Öte yandan, getirilmek istenen bu düzenlemeyle devlet orman işletmeciliği sona ermemektedir. Yani bir taraftan özel kesim dikili satışla orman işletmeciliği yapacak, diğer yandan da devlet orman işletmeleri orman işletmeciliği yapacaktır? Bir taraftan sadece ekonomik çıkarlarla ormanları işletecek kişi veya şirketlerle ormanların sosyal ve çevresel işlevlerini de gözeten ve bu alanlara da masraf yapan orman işletmeleriyle rekabete gireceklerdir. Bu rekabetin kazananı bellidir. Çünkü doğal olarak her iki kesimin koşulları, amaç ve öncelikleri farklı olacaktır. Bu nedenle, Anayasa'ya aykırılık bir tarafta bu türden ikili bir yapının oluşturulması ormancılık politikası açısından da büyük bir zafiyete yol açacaktır.

BAŞKAN - Bir toparlayalım artık Sayın Akyıldız.

ALİ AKYILDIZ (Sivas) - Toparlıyorum Sayın Başkan.

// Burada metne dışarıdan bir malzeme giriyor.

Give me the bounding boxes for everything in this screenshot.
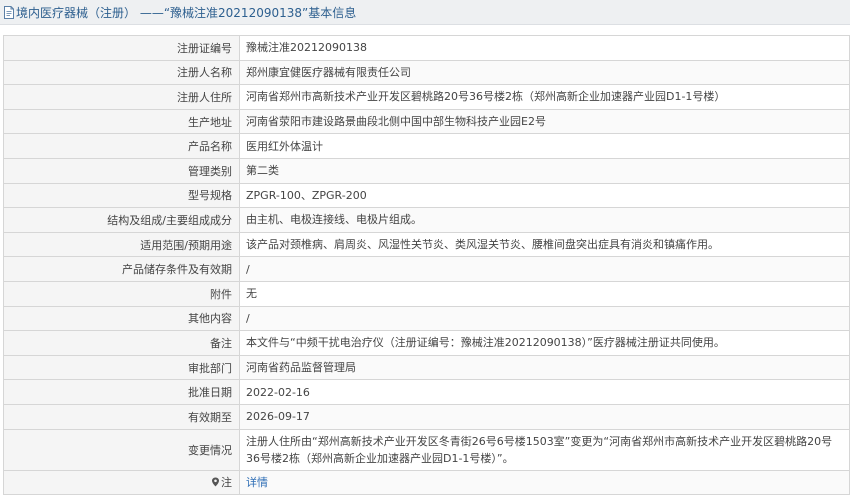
row-value: 注册人住所由“郑州高新技术产业开发区冬青街26号6号楼1503室”变更为“河南省… xyxy=(239,428,850,471)
row-label: 注册人住所 xyxy=(3,84,240,110)
info-table: 注册证编号 豫械注准20212090138 注册人名称 郑州康宜健医疗器械有限责… xyxy=(3,35,850,496)
row-label: 产品储存条件及有效期 xyxy=(3,256,240,282)
table-row: 结构及组成/主要组成成分 由主机、电极连接线、电极片组成。 xyxy=(3,207,850,233)
document-icon xyxy=(3,5,15,19)
row-label: 批准日期 xyxy=(3,379,240,405)
row-label: 其他内容 xyxy=(3,305,240,332)
row-label: 型号规格 xyxy=(3,182,240,209)
title-bar: 境内医疗器械（注册） ——“豫械注准20212090138”基本信息 xyxy=(0,0,850,25)
row-label: 有效期至 xyxy=(3,403,240,430)
row-label: 生产地址 xyxy=(3,108,240,135)
table-row: 注册人名称 郑州康宜健医疗器械有限责任公司 xyxy=(3,59,850,86)
row-label: 注册证编号 xyxy=(3,35,240,61)
row-value: 河南省药品监督管理局 xyxy=(239,354,850,381)
table-row: 有效期至 2026-09-17 xyxy=(3,403,850,430)
table-row: 注册证编号 豫械注准20212090138 xyxy=(3,35,850,61)
table-row: 适用范围/预期用途 该产品对颈椎病、肩周炎、风湿性关节炎、类风湿关节炎、腰椎间盘… xyxy=(3,231,850,258)
table-row: 型号规格 ZPGR-100、ZPGR-200 xyxy=(3,182,850,209)
row-value: 无 xyxy=(239,280,850,307)
note-label: 注 xyxy=(221,476,232,490)
row-value: 本文件与“中频干扰电治疗仪（注册证编号：豫械注准20212090138）”医疗器… xyxy=(239,330,850,356)
table-row: 产品名称 医用红外体温计 xyxy=(3,133,850,159)
row-label: 产品名称 xyxy=(3,133,240,159)
details-link[interactable]: 详情 xyxy=(246,476,268,489)
row-label: 备注 xyxy=(3,330,240,356)
row-label: 附件 xyxy=(3,280,240,307)
row-label: 注册人名称 xyxy=(3,59,240,86)
row-value: / xyxy=(239,305,850,332)
row-value: 豫械注准20212090138 xyxy=(239,35,850,61)
table-row: 管理类别 第二类 xyxy=(3,157,850,184)
row-label: 变更情况 xyxy=(3,428,240,471)
row-value: 由主机、电极连接线、电极片组成。 xyxy=(239,207,850,233)
row-value: 河南省郑州市高新技术产业开发区碧桃路20号36号楼2栋（郑州高新企业加速器产业园… xyxy=(239,84,850,110)
note-value-cell: 详情 xyxy=(239,469,850,496)
row-value: / xyxy=(239,256,850,282)
row-value: 医用红外体温计 xyxy=(239,133,850,159)
table-row: 其他内容 / xyxy=(3,305,850,332)
table-row: 批准日期 2022-02-16 xyxy=(3,379,850,405)
row-value: 第二类 xyxy=(239,157,850,184)
row-value: ZPGR-100、ZPGR-200 xyxy=(239,182,850,209)
table-row: 产品储存条件及有效期 / xyxy=(3,256,850,282)
row-label: 适用范围/预期用途 xyxy=(3,231,240,258)
table-row: 附件 无 xyxy=(3,280,850,307)
note-row: 注 详情 xyxy=(3,469,850,496)
row-label: 结构及组成/主要组成成分 xyxy=(3,207,240,233)
row-label: 审批部门 xyxy=(3,354,240,381)
table-row: 注册人住所 河南省郑州市高新技术产业开发区碧桃路20号36号楼2栋（郑州高新企业… xyxy=(3,84,850,110)
row-value: 2022-02-16 xyxy=(239,379,850,405)
row-value: 郑州康宜健医疗器械有限责任公司 xyxy=(239,59,850,86)
note-label-cell: 注 xyxy=(3,469,240,496)
table-row: 生产地址 河南省荥阳市建设路景曲段北侧中国中部生物科技产业园E2号 xyxy=(3,108,850,135)
table-row: 备注 本文件与“中频干扰电治疗仪（注册证编号：豫械注准20212090138）”… xyxy=(3,330,850,356)
table-row: 变更情况 注册人住所由“郑州高新技术产业开发区冬青街26号6号楼1503室”变更… xyxy=(3,428,850,471)
row-value: 该产品对颈椎病、肩周炎、风湿性关节炎、类风湿关节炎、腰椎间盘突出症具有消炎和镇痛… xyxy=(239,231,850,258)
row-value: 河南省荥阳市建设路景曲段北侧中国中部生物科技产业园E2号 xyxy=(239,108,850,135)
page-title: 境内医疗器械（注册） ——“豫械注准20212090138”基本信息 xyxy=(16,5,357,20)
map-pin-icon xyxy=(211,477,220,487)
row-label: 管理类别 xyxy=(3,157,240,184)
row-value: 2026-09-17 xyxy=(239,403,850,430)
table-row: 审批部门 河南省药品监督管理局 xyxy=(3,354,850,381)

Madde gerekçesinde sözü edilen dikili ağacın orman ürünü olduğu vurgusu hukuki açıdan kabul edilebilir bir tanımlama da değildir. İlgili mevzuatta doğal olarak yetişen veya emekle yetiştirilen ağaç ve ağaççık toplulukları yerleriyle birlikte orman sayılmaktadır. Bu tanımdan anlaşılacağı üzere ağaçlar arzın mütemmim cüzü yani bütünleyici parçasıdır. Türk Medeni Kanunu'nun 684'üncü maddesine göre bütünleyici parça, asıl şeyin temel unsuru olan ve o şey yok edilmedikçe, zarara uğratılmadıkça veya yapısı değiştirilmedikçe ondan ayrılmasına olanak bulunmayan parça olarak tanımlanmıştır. Ürün olarak tanımlanması hukuken mümkün değildir. Dikili ağacın ürüne dönüşmesi için araziyle bağlantısının tamamen kesilmesi gerekir.

Ayrıca, yine aynı madde içinde yapılan değişiklikle amenajman verilerine uygun olarak dikili ağaç da dâhil orman ürünlerinin satışları -demin de söylediğim gibi- yıllara sâri olarak yapılabilir Sayın Bakan. Bu ibarede açıkça takip eden yıllarda da devam eden "yıllara sâri" kavramları kullanılmıştır, bunlar daha netleştirilebilir.

Yine madde gerekçesinde yapılan bu değişikliğin dikili ağaç da dâhil orman ürünü üzerinde çok yıllık satışına imkân sağladığı yönünde açıklamada bulunulmuştur. Düzenlemede "yıllara sâri" ibaresinden kastedilen sürenin ne kadar bir zaman dilimini ifade ettiğine ilişkin herhangi bir düzenleme yapılmadığı için bu yöndeki belirsizlik idarenin düzenleyeceği işlemlerin belirliliği ve öngörülebilirliği ilkelerine aykırı olduğu gerekçesiyle bu maddenin çıkarılmasını talep ediyorum, teşekkür ediyorum.